Un estudio publicado en Nature revela que las pequeñas zonas de deforestación, a menudo menores de 2 hectáreas, en los bosques tropicales húmedos son responsables de más de la mitad de las pérdidas de carbono durante los últimos 30 años.
África y el Sudeste Asiático son particularmente vulnerables. Llevada a cabo por un equipo internacional dirigido por el Laboratorio de Ciencias del Clima y del Medio Ambiente (CEA/CNRS/UVSQ), esta investigación pone de relieve el impacto desproporcionado de las pequeñas actividades humanas en la pérdida de carbono forestal, subrayando la necesidad de protección y políticas de lucha contra la deforestación en todos los niveles para salvaguardar estos ecosistemas vitales.
Los bosques tropicales tienen reservas de carbono muy elevadas en la biomasa y desempeñan un papel esencial en la lucha contra el cambio climático. Almacenan cerca de la mitad del carbono forestal terrestre, pero están gravemente amenazados por las actividades humanas.
Un reciente estudio realizado por un equipo de investigadores internacionales que integra datos satelitales de alta resolución, muestra que las pequeñas perturbaciones (menos de 2 hectáreas, el equivalente a 2 campos de fútbol) representan solo el 5 % de las zonas deforestadas, pero son el origen del 56 % de las pérdidas netas de carbono. Estas pérdidas se deben principalmente a la conversión persistente de bosques en cultivos, pastos, carreteras o zonas urbanas.
"Nuestro estudio revela que las pequeñas perturbaciones forestales, y no solo las grandes deforestaciones o los incendios que se ven típicamente en la Amazonía, son la causa de la mayoría de las pérdidas de carbono tropical.
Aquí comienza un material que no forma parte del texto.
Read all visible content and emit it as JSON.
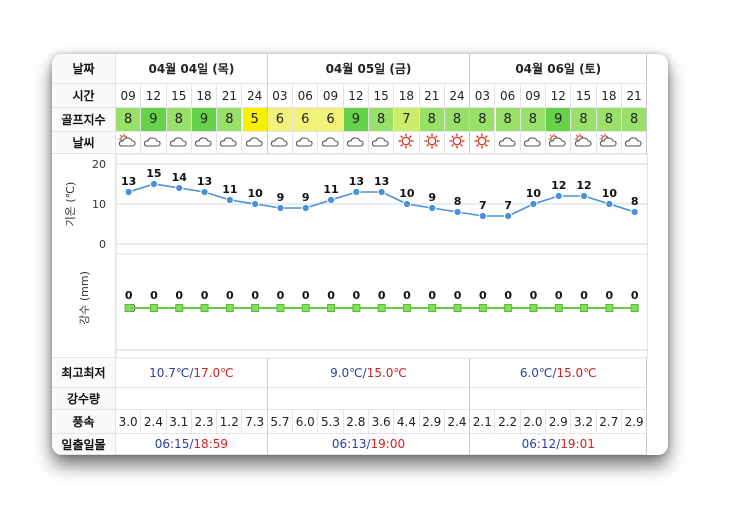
{
  "labels": {
    "date": "날짜",
    "time": "시간",
    "golf_index": "골프지수",
    "weather": "날씨",
    "temp_axis": "기온 (℃)",
    "rain_axis": "강수 (mm)",
    "low_high": "최고최저",
    "precip": "강수량",
    "wind": "풍속",
    "sun": "일출일몰"
  },
  "days": [
    {
      "label": "04월 04일 (목)",
      "low": "10.7℃",
      "high": "17.0℃",
      "sunrise": "06:15",
      "sunset": "18:59",
      "span": 6
    },
    {
      "label": "04월 05일 (금)",
      "low": "9.0℃",
      "high": "15.0℃",
      "sunrise": "06:13",
      "sunset": "19:00",
      "span": 8
    },
    {
      "label": "04월 06일 (토)",
      "low": "6.0℃",
      "high": "15.0℃",
      "sunrise": "06:12",
      "sunset": "19:01",
      "span": 7
    }
  ],
  "slash": "/",
  "hours": [
    "09",
    "12",
    "15",
    "18",
    "21",
    "24",
    "03",
    "06",
    "09",
    "12",
    "15",
    "18",
    "21",
    "24",
    "03",
    "06",
    "09",
    "12",
    "15",
    "18",
    "21"
  ],
  "golf_index": [
    "8",
    "9",
    "8",
    "9",
    "8",
    "5",
    "6",
    "6",
    "6",
    "9",
    "8",
    "7",
    "8",
    "8",
    "8",
    "8",
    "8",
    "9",
    "8",
    "8",
    "8"
  ],
  "golf_colors": {
    "9": "#66d24a",
    "8": "#99e06a",
    "7": "#cdec6a",
    "6": "#f2f27a",
    "5": "#f4f000"
  },
  "weather_icons": [
    "partly-cloudy-icon",
    "cloudy-icon",
    "cloudy-icon",
    "cloudy-icon",
    "cloudy-icon",
    "cloudy-icon",
    "cloudy-icon",
    "cloudy-icon",
    "cloudy-icon",
    "cloudy-icon",
    "cloudy-icon",
    "sunny-icon",
    "sunny-icon",
    "sunny-icon",
    "sunny-icon",
    "cloudy-icon",
    "cloudy-icon",
    "partly-cloudy-icon",
    "partly-cloudy-icon",
    "partly-cloudy-icon",
    "cloudy-icon"
  ],
  "wind": [
    "3.0",
    "2.4",
    "3.1",
    "2.3",
    "1.2",
    "7.3",
    "5.7",
    "6.0",
    "5.3",
    "2.8",
    "3.6",
    "4.4",
    "2.9",
    "2.4",
    "2.1",
    "2.2",
    "2.0",
    "2.9",
    "3.2",
    "2.7",
    "2.9"
  ],
  "chart_data": [
    {
      "type": "line",
      "ylabel": "기온 (℃)",
      "y_ticks": [
        "20",
        "10",
        "0"
      ],
      "ylim": [
        0,
        20
      ],
      "series": [
        {
          "values": [
            13,
            15,
            14,
            13,
            11,
            10,
            9,
            9,
            11,
            13,
            13,
            10,
            9,
            8,
            7,
            7,
            10,
            12,
            12,
            10,
            8
          ]
        }
      ],
      "color": "#4a90d9"
    },
    {
      "type": "line",
      "ylabel": "강수 (mm)",
      "y_ticks": [
        "0"
      ],
      "series": [
        {
          "values": [
            0,
            0,
            0,
            0,
            0,
            0,
            0,
            0,
            0,
            0,
            0,
            0,
            0,
            0,
            0,
            0,
            0,
            0,
            0,
            0,
            0
          ]
        }
      ],
      "color": "#66cc44"
    }
  ]
}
Proteger los bosques jóvenes en regeneración es tan esencial como prevenir la deforestación", explica Yidi Xu, investigadora postdoctoral en el LSCE y primera autora del estudio.
Los resultados ponen de relieve tres prioridades para proteger el clima:
- Reducir la expansión agrícola y la degradación de los bosques, especialmente en África y el Sudeste Asiático, donde estas perturbaciones representan más del 97 % de las pérdidas netas de carbono.
- Proteger los bosques jóvenes en regeneración, que desempeñan un papel clave en la absorción de CO₂ y la mitigación del cambio climático.
- Reforzar la vigilancia de las zonas forestales más vulnerables, donde los bosques ricos en carbono están cada vez más expuestos.
"Nuestro método puede ayudar a los países a seguir mejor sus emisiones y a reforzar los programas de conservación. Al identificar dónde se pierde el carbono y dónde los bosques vuelven a crecer, proporcionamos una herramienta poderosa para proteger uno de los principales reguladores climáticos del planeta", explica Philippe Ciais, director de investigación en el CEA y coautor del estudio.
El estudio utiliza un método de contabilidad del carbono de la biomasa espacialmente explícito con una resolución de 30 metros, combinando datos satelitales y curvas de recuperación de la biomasa. A diferencia de modelos anteriores que se basaban en hipótesis simplificadas o promedios continentales, este enfoque permite comprender mejor la magnitud de los diferentes tipos de perturbaciones (incendios, degradación, regeneración) en el balance de carbono de los bosques tropicales, gracias a los nuevos mapas de alta resolución de biomasa proporcionados por la Agencia Espacial Europea.
Algunas cifras clave:
- 15,6 ± 3,7 mil millones de toneladas de carbono perdidos en los bosques tropicales húmedos desde 1990, mientras que los bosques tropicales secos se mantuvieron globalmente neutros en carbono.
- Los pequeños claros (menos de 2 ha) representan solo el 5 % de la superficie forestal perturbada, pero son responsables del 56 % de las pérdidas netas de carbono.
- Las pérdidas de carbono debidas a incendios en muchas regiones de bosques tropicales secos se ven parcialmente compensadas por una regeneración a largo plazo después de los incendios, a diferencia de los efectos persistentes de la deforestación a pequeña escala y la degradación no relacionada con incendios.
Estos trabajos se realizaron en el marco de la iniciativa científica One Forest Vision financiada por el Ministerio francés de Enseñanza Superior e Investigación y el Ministerio de Europa y Asuntos Exteriores.